Replication: don't do it (and why) (Score:4)
Basically, there are two ways to preform replication: "lazy replication" and "eager replication". "Eager replication" means that all updates are atomic across all nodes and that transactions are serializable. However, the problem with "eager replication" is that as you increase the number of nodes n, the probability of deadlock increases on the order of n^5. The "solution", such as it is, is to remove the expectation of serializabilty, using timestamps for concurrency control, only allow commutative transactions on your data, and use two-tier replication [google.com]. This works for banks and others whose database applications consist mainly of commutative transactions, but won't for many others: YMMV. (Gray's paper also details the differences between having a single "master" node that "owns" all db objects and having each node own several objects.)

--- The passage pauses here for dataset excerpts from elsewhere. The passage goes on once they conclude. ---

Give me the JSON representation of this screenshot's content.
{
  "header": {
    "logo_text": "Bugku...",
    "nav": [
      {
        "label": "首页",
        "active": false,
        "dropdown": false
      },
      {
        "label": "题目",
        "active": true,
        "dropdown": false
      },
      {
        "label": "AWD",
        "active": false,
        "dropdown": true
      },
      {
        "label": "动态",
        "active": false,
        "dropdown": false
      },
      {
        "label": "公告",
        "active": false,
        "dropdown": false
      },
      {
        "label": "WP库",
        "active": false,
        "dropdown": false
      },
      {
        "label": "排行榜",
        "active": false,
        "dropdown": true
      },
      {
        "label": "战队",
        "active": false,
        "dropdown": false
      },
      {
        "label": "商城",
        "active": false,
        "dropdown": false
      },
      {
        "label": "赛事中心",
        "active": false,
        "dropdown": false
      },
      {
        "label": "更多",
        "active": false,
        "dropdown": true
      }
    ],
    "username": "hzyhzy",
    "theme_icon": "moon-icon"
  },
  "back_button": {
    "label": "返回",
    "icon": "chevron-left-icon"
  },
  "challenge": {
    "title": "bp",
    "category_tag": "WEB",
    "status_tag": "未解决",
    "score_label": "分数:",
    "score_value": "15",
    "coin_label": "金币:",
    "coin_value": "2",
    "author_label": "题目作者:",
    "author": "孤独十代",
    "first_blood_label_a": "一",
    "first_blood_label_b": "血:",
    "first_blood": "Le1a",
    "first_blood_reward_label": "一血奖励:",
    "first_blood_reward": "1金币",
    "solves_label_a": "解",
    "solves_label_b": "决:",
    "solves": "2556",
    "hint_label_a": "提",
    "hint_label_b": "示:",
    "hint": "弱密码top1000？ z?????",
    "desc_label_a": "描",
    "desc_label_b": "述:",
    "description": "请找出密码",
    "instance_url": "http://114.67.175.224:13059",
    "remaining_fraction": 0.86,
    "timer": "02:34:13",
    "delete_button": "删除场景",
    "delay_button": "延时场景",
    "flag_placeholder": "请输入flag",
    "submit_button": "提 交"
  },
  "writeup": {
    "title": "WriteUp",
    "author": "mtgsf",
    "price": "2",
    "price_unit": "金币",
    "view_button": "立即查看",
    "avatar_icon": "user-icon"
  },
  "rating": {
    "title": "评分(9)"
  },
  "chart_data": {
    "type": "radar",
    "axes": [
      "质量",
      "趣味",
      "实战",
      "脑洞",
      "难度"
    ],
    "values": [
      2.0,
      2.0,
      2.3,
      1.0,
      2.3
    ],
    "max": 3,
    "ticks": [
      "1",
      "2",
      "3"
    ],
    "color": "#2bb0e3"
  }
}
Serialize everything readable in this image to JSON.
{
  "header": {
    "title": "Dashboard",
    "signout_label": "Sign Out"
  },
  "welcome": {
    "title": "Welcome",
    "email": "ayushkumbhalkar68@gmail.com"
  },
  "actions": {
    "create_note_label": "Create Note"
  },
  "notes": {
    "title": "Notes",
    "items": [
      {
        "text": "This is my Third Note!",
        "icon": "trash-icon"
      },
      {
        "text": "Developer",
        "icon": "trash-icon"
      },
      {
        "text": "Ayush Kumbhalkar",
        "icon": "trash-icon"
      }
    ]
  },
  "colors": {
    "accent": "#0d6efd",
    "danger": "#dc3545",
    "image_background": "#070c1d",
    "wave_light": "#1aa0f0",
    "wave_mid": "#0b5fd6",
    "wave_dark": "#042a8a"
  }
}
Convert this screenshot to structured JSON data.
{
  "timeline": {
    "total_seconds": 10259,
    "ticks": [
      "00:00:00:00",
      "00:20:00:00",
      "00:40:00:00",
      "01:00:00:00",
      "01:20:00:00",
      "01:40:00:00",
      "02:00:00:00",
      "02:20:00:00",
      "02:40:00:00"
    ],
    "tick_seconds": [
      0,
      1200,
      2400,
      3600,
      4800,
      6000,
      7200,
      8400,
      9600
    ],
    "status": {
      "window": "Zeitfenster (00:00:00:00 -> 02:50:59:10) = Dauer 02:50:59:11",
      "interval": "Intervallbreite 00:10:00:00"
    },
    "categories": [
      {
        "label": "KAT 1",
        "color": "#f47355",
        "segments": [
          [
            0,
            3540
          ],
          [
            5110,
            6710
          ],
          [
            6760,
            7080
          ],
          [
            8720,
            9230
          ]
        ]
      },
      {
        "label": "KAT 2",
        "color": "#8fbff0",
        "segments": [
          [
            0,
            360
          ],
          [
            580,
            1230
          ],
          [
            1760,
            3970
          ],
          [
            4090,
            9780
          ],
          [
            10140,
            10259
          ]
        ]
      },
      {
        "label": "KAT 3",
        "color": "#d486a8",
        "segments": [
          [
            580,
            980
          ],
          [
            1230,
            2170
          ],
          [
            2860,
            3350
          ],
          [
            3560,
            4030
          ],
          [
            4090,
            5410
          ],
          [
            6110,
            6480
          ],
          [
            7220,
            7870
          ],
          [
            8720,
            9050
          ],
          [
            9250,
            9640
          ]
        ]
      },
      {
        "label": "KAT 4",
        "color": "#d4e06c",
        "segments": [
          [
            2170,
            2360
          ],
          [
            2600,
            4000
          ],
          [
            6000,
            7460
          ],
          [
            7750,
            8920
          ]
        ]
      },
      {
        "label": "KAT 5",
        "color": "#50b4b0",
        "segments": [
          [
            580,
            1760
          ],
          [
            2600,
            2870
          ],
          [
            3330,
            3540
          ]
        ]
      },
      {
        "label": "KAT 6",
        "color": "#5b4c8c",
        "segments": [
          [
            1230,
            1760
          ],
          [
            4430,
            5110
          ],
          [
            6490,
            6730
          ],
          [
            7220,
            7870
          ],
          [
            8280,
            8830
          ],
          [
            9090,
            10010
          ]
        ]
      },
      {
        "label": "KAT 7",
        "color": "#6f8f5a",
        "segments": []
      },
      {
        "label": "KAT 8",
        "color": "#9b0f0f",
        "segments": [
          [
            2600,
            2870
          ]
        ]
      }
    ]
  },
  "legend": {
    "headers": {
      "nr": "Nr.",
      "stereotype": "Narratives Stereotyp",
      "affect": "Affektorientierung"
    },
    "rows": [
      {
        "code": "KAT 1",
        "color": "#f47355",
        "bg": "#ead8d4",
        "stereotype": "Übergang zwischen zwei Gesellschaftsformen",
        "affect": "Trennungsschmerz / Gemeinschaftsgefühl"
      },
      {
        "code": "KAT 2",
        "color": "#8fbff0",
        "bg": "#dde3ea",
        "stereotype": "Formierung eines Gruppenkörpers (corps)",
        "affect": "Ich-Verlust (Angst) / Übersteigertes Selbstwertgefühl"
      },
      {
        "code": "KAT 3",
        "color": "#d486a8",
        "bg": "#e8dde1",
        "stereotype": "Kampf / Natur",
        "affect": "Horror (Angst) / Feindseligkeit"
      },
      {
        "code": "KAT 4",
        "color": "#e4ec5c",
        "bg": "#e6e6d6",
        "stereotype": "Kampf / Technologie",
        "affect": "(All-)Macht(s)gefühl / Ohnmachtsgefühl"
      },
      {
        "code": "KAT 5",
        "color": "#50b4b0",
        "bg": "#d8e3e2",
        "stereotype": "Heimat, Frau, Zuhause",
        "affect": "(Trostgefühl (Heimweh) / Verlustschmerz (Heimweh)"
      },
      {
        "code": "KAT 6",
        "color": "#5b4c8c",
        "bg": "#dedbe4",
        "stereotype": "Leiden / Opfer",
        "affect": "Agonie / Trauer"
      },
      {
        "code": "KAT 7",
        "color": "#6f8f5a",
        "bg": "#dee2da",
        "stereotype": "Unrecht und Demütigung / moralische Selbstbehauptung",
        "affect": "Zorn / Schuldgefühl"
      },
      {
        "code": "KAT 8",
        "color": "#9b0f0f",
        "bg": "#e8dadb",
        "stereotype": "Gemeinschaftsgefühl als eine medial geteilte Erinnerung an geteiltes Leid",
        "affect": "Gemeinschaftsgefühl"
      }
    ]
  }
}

IIRC, the way Notes does it is by queuing updates at the local node and using an optimistic concurrency control mechanism when the local node connects to replicate. This is great for the application domain that Notes caters to: I "own" my own calendar, and if I'm out of the office (and have my node -- notebook -- with me), you can't schedule me for an appointment until I come back. However, for many application domains, this won't work.
In any case, that's why Notes does it -- because it can, thanks to the nature of its data domain -- and why most people don't -- because it's hard/impossible for the general case.
~wog
PS -- If you can't get into the ACM Digital Library, check out these lecture notes [berkeley.edu] from Stonebraker's anthology at Berzerkeley [berkeley.edu].